Over the past year, Ouagadougou has accelerated defence purchases on an unprecedented scale — Chinese-made armoured vehicles, rocket systems, mortars, and mobile artillery now arriving by the shipload. Russia, too, has stepped in with training and equipment for the joint “Alliance of Sahel States,” an emerging bloc of regimes that see themselves as sovereign, isolated, and determined to survive without Western help.

For the first time in decades, Europe’s influence in the region’s defence procurement is collapsing — replaced by Chinese speed, Russian willingness, and a sense of urgency that trumps all other considerations.


The Open Door for SEE Defence Manufacturers

That vacuum is not only geopolitical — it’s commercial. As France and the EU scale back their presence, a handful of South-East European (SEE) defence firms are quietly eyeing the gap.

These countries — Serbia, Bosnia & Herzegovina, Croatia, North Macedonia, and others — possess defence industries that can build the very systems the Sahel now demands: rugged, affordable, easy-to-maintain vehicles; mortars; small arms; ammunition; and modular logistics platforms.

Unlike Western prime contractors, SEE companies offer flexible pricing, shorter production cycles, and systems suited to austere environments. For regimes like Mali or Burkina Faso — cash-strapped, sanctioned, but desperate — such suppliers could prove decisive.

“There’s a narrow window where Balkan manufacturers could step in,” says one regional analyst familiar with the sector. “The Sahel doesn’t need stealth fighters. It needs trucks that don’t break down, mortars that fire every time, and local partners who deliver without lectures.”


Risks Behind the Opportunity

Still, the opportunity comes with serious risk. Contracts in the Sahel are politically volatile; payments can stall, intermediaries abound, and reputational damage from poor oversight is real. Export compliance, end-user monitoring, and ethical safeguards remain crucial — even more so as human-rights violations mount in counter-insurgency operations.

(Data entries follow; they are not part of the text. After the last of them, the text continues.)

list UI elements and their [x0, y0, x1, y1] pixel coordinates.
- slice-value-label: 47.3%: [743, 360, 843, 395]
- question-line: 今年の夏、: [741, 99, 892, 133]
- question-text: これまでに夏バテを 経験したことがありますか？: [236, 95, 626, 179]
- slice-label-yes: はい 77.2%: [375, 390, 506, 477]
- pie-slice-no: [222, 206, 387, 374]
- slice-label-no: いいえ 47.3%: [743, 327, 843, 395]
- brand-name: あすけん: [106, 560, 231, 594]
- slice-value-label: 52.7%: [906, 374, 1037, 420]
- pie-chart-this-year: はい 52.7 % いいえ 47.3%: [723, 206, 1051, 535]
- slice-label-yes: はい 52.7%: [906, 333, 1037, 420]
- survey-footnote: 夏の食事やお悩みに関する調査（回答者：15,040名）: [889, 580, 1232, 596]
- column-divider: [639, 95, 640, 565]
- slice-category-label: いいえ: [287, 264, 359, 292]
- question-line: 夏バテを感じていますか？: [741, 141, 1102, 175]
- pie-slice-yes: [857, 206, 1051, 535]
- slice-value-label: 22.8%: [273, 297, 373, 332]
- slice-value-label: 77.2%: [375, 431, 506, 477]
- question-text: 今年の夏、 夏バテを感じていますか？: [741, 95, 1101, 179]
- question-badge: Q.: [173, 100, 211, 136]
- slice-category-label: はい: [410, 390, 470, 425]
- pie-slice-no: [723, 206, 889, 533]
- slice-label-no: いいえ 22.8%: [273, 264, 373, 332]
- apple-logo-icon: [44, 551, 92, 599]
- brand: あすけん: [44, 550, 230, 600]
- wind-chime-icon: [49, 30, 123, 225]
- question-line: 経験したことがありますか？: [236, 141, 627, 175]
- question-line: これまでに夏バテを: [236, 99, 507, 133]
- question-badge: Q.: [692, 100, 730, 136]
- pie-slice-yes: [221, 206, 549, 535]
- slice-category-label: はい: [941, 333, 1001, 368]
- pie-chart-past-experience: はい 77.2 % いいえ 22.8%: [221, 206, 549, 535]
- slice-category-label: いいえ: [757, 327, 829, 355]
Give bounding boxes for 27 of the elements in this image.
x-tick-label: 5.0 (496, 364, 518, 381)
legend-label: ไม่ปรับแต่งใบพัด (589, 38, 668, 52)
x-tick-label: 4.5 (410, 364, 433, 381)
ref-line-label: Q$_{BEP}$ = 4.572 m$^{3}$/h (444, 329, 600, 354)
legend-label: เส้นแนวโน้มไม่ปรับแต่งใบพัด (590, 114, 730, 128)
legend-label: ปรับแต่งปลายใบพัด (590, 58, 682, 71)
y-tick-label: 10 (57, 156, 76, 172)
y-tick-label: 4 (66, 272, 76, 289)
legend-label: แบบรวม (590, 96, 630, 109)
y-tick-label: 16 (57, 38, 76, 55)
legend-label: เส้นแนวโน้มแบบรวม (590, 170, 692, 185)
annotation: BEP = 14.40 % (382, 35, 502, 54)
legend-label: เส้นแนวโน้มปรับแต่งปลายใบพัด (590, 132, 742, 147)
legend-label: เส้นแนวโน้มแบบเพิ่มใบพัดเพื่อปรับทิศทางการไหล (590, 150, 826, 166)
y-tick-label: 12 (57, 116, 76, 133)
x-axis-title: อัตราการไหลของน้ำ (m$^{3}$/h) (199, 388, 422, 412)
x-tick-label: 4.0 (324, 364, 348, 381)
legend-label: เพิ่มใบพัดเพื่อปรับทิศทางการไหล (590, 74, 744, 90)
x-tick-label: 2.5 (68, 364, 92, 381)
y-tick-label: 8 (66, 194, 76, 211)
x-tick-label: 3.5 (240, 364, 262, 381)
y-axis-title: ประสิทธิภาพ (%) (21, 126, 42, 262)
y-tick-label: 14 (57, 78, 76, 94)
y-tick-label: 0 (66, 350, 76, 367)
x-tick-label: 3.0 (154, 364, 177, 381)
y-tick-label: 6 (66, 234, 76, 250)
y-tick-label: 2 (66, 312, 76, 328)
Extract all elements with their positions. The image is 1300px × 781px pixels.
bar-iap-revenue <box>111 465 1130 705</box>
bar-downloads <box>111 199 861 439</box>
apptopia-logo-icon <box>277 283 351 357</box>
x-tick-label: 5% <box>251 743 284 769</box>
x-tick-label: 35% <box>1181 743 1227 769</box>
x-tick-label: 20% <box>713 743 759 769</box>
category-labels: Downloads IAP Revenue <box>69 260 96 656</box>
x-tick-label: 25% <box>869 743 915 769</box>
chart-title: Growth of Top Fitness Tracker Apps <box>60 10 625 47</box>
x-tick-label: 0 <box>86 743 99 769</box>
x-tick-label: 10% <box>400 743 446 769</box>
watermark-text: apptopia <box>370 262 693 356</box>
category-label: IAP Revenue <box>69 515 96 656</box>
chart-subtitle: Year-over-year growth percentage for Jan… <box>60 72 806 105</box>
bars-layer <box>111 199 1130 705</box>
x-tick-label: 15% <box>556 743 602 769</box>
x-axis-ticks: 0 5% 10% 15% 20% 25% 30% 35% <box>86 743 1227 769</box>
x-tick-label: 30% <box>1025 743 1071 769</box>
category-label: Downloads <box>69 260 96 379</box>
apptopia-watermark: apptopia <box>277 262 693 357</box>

But for manufacturers in South-East Europe — many of which already trade with Africa and the Middle East — this may be the next growth frontier. As the Sahel militarises under new patrons, the region’s demand for reliable, mid-tier European hardware is only growing.


The Bigger Picture

Mali’s blockade exposes the fragility of modern insurgency states: a few dozen militants can freeze a nation by cutting fuel. In response, the entire belt of countries from Bamako to Niamey to Ouagadougou is re-arming — fast, uncoordinated, and outside Western supply chains.

Whether this arms race stabilises or further destabilises the Sahel remains to be seen. But one fact is certain: the map of who supplies Africa’s wars is being rewritten — and for South-East Europe’s defence industry, the lines are starting to point south.